Pour ce qui est des poissons d'aqua-culture, ils sont tellement entassés qu'ils sont sujets aux maladies. On les gave alors sans-doute d'anti-biotiques qui passent ensuite dans notre organisme. Ces poissons ont été sélectionnés selon des critères précis et ont un bagage génétique peu varié. Lorsqu'ils sont atteints de maladie et qu'il arrive à certains d'entre eux de s'échapper, ils vont ainsi infectés les poissons sauvages.

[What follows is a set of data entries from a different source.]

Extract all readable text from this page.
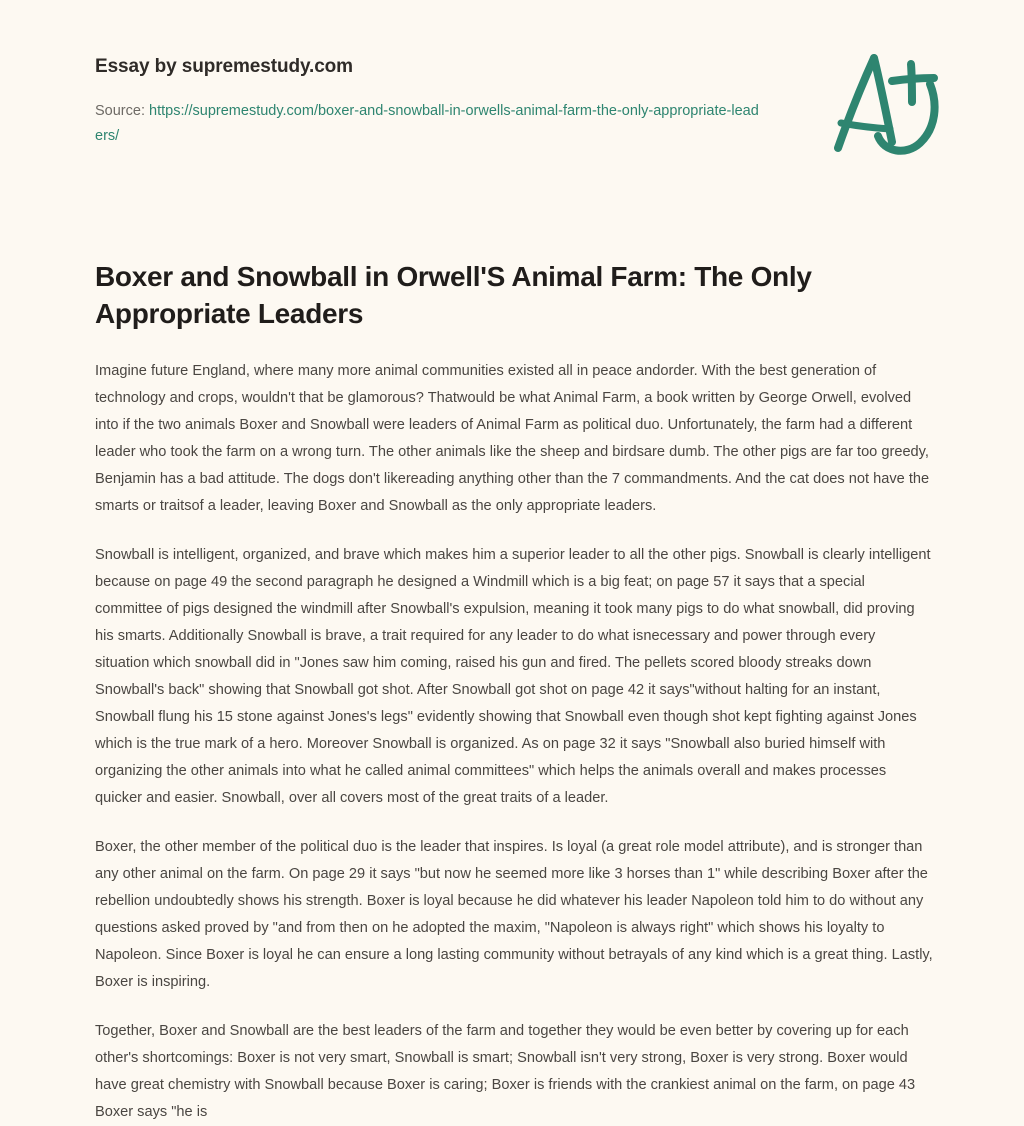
Essay by supremestudy.com
Source: https://supremestudy.com/boxer-and-snowball-in-orwells-animal-farm-the-only-appropriate-leaders/
Boxer and Snowball in Orwell'S Animal Farm: The Only Appropriate Leaders

Imagine future England, where many more animal communities existed all in peace andorder. With the best generation of technology and crops, wouldn't that be glamorous? Thatwould be what Animal Farm, a book written by George Orwell, evolved into if the two animals Boxer and Snowball were leaders of Animal Farm as political duo. Unfortunately, the farm had a different leader who took the farm on a wrong turn. The other animals like the sheep and birdsare dumb. The other pigs are far too greedy, Benjamin has a bad attitude. The dogs don't likereading anything other than the 7 commandments. And the cat does not have the smarts or traitsof a leader, leaving Boxer and Snowball as the only appropriate leaders.

Snowball is intelligent, organized, and brave which makes him a superior leader to all the other pigs. Snowball is clearly intelligent because on page 49 the second paragraph he designed a Windmill which is a big feat; on page 57 it says that a special committee of pigs designed the windmill after Snowball's expulsion, meaning it took many pigs to do what snowball, did proving his smarts. Additionally Snowball is brave, a trait required for any leader to do what isnecessary and power through every situation which snowball did in "Jones saw him coming, raised his gun and fired. The pellets scored bloody streaks down Snowball's back" showing that Snowball got shot. After Snowball got shot on page 42 it says"without halting for an instant, Snowball flung his 15 stone against Jones's legs" evidently showing that Snowball even though shot kept fighting against Jones which is the true mark of a hero. Moreover Snowball is organized. As on page 32 it says "Snowball also buried himself with organizing the other animals into what he called animal committees" which helps the animals overall and makes processes quicker and easier. Snowball, over all covers most of the great traits of a leader.

Boxer, the other member of the political duo is the leader that inspires. Is loyal (a great role model attribute), and is stronger than any other animal on the farm. On page 29 it says "but now he seemed more like 3 horses than 1" while describing Boxer after the rebellion undoubtedly shows his strength. Boxer is loyal because he did whatever his leader Napoleon told him to do without any questions asked proved by "and from then on he adopted the maxim, "Napoleon is always right" which shows his loyalty to Napoleon. Since Boxer is loyal he can ensure a long lasting community without betrayals of any kind which is a great thing. Lastly, Boxer is inspiring.

Together, Boxer and Snowball are the best leaders of the farm and together they would be even better by covering up for each other's shortcomings: Boxer is not very smart, Snowball is smart; Snowball isn't very strong, Boxer is very strong. Boxer would have great chemistry with Snowball because Boxer is caring; Boxer is friends with the crankiest animal on the farm, on page 43 Boxer says "he is
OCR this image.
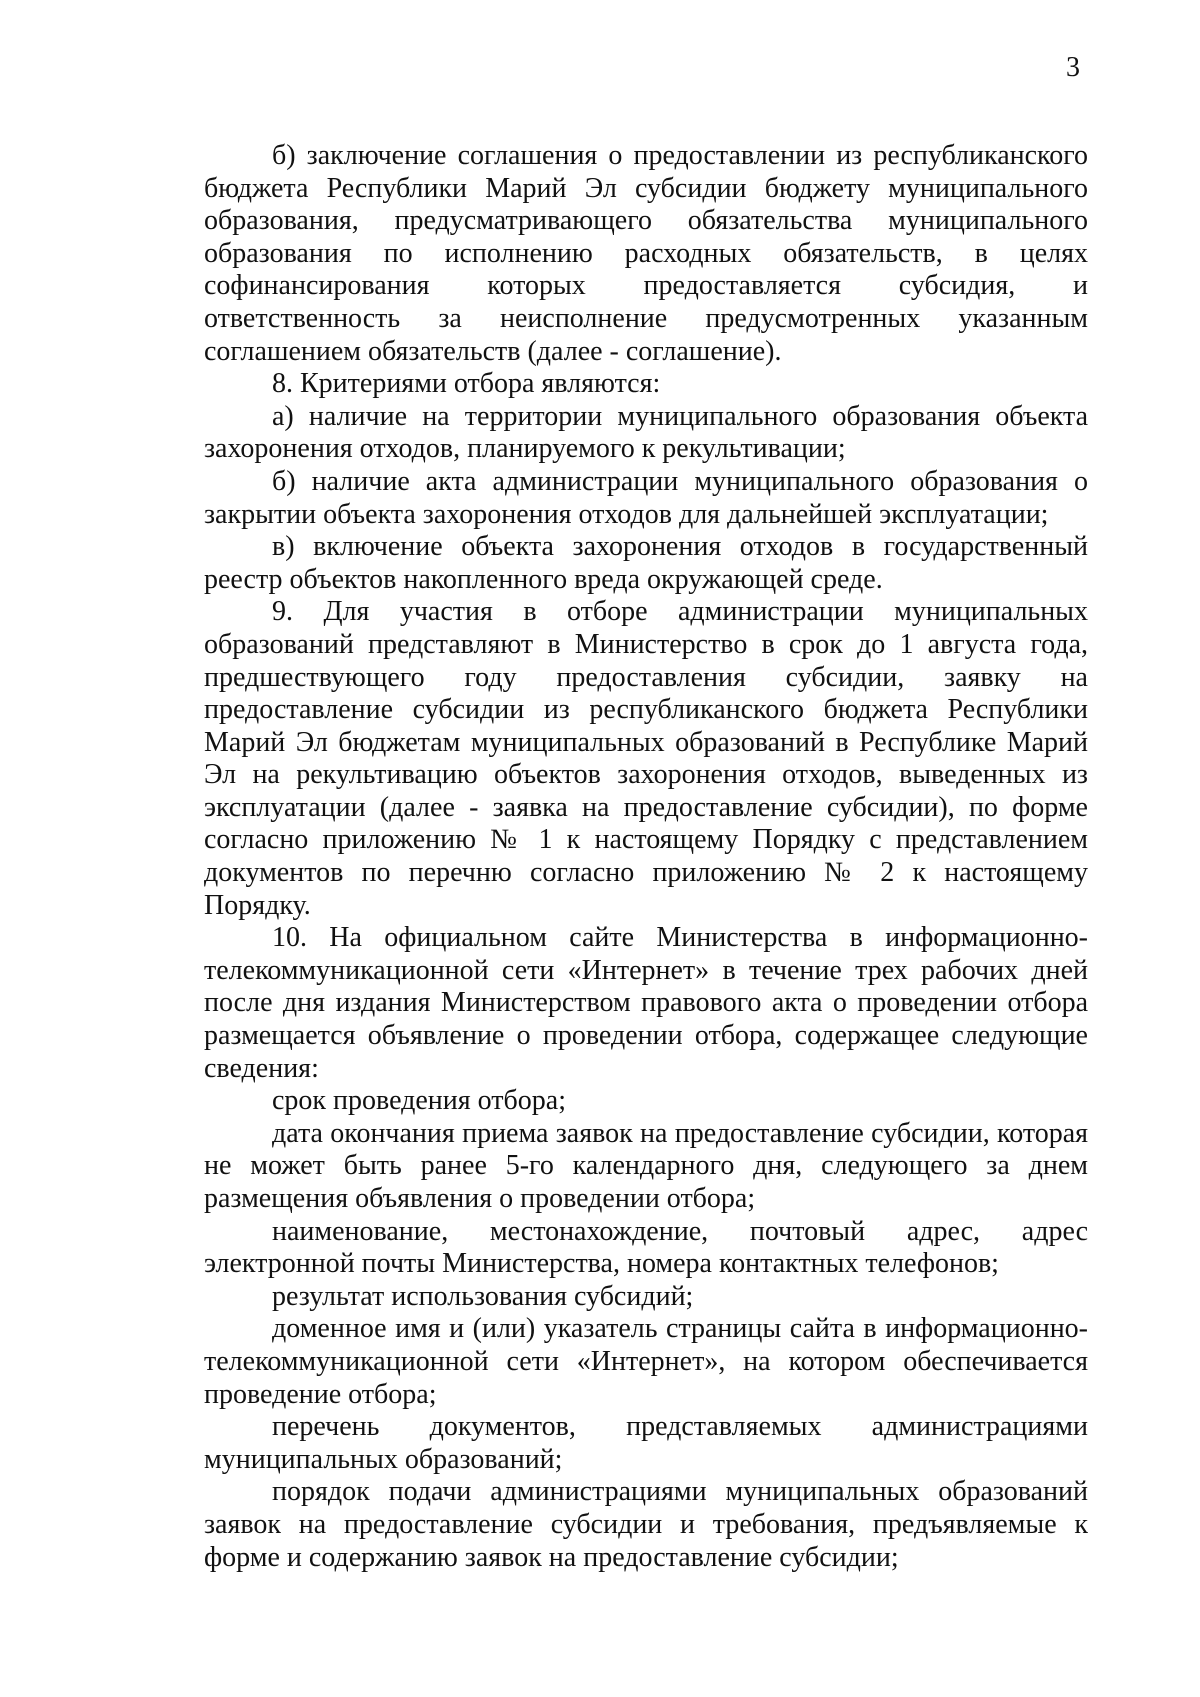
3

б) заключение соглашения о предоставлении из республиканского бюджета Республики Марий Эл субсидии бюджету муниципального образования, предусматривающего обязательства муниципального образования по исполнению расходных обязательств, в целях софинансирования которых предоставляется субсидия, и ответственность за неисполнение предусмотренных указанным соглашением обязательств (далее - соглашение).

8. Критериями отбора являются:

а) наличие на территории муниципального образования объекта захоронения отходов, планируемого к рекультивации;

б) наличие акта администрации муниципального образования о закрытии объекта захоронения отходов для дальнейшей эксплуатации;

в) включение объекта захоронения отходов в государственный реестр объектов накопленного вреда окружающей среде.

9. Для участия в отборе администрации муниципальных образований представляют в Министерство в срок до 1 августа года, предшествующего году предоставления субсидии, заявку на предоставление субсидии из республиканского бюджета Республики Марий Эл бюджетам муниципальных образований в Республике Марий Эл на рекультивацию объектов захоронения отходов, выведенных из эксплуатации (далее - заявка на предоставление субсидии), по форме согласно приложению № 1 к настоящему Порядку с представлением документов по перечню согласно приложению № 2 к настоящему Порядку.

10. На официальном сайте Министерства в информационно-телекоммуникационной сети «Интернет» в течение трех рабочих дней после дня издания Министерством правового акта о проведении отбора размещается объявление о проведении отбора, содержащее следующие сведения:

срок проведения отбора;

дата окончания приема заявок на предоставление субсидии, которая не может быть ранее 5-го календарного дня, следующего за днем размещения объявления о проведении отбора;

наименование, местонахождение, почтовый адрес, адрес электронной почты Министерства, номера контактных телефонов;

результат использования субсидий;

доменное имя и (или) указатель страницы сайта в информационно-телекоммуникационной сети «Интернет», на котором обеспечивается проведение отбора;

перечень документов, представляемых администрациями муниципальных образований;

порядок подачи администрациями муниципальных образований заявок на предоставление субсидии и требования, предъявляемые к форме и содержанию заявок на предоставление субсидии;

Sans compter que des poissons originaires de d'autres régions peuvent eux aussi se mélanger avec des poissons autochtones s'ils s'évadaient eux aussi. 
Il faut mentionner également que les poissons d'eau douce provenant de l'aqua-culture nécessitent une quantité incroyable d'eau potable, richesse qui doit être préservée. 
Le poisson, non merci. Ainsi que toutes les autres viandes provenant de l'industrie alimentaire. Il y a trop de possibilité d'être infectés par des maladies.
Vaut mieux opter pour le végétarisme !

Susanna Fuller
Halifax, N.S.
Nov 12, 2002
The best choice would be to eat fish that is caught sustainably. Many groundfish, such as cod, haddock and halibut can be caught through hook and line. This not only reduces bycatch of other species, and does limited damage to the sea floor, but also selects for larger fish. Aquaculture fish is problematic for several reasons - high levels of toxins (BC salmon have been found to contain PCBs), habitat destruction (anoxia of the benthos), nutrient enrightment of surrounding waters (leads to blooms of algae), not to mention antibiotics and trace metals that are given to the salmon and eventually get into the environment and into people. Through consumer awareness and an increase in the amount of hook and line caught fish - we can sustain our coastal communities and continue to eat fish. 
Next time you go to the grocery store, ask them if they have hook and line fish. Get all your
friends to ask too. If there is a demand for this, similar to that for organic vegetables, the
market will deliver. 

Janice Harvey
CCNB
Nov 12, 2002
Interesting question. I wonder, however, how much people know about fish farming? For example, it is really easy to know what fish are caught by dragging and what aren't, if you have any idea at all about the fishing industry. And there may be some farmed fish that aren't so bad in terms of environmental impact. You need to be an informed consumer to be able to answer the question.
Not mentioned is also the issue of mercury and other -persistent organic contaminants in certain wild (ie. tuna) as well as farmed fish. So dragging isn't the only issue to be concerned about. These issues are complex.

Gary Griffin,
Nov 12, 2002
Having done a lot of research on Farmed Atlantic Salmon and their effects on their wild counterparts - Farmed fish are a definite NO NO, especially when you know what the growers are feeding them. Dragging is also an environmentally damaging practice so I guess there is only one choice, Give up Fish !!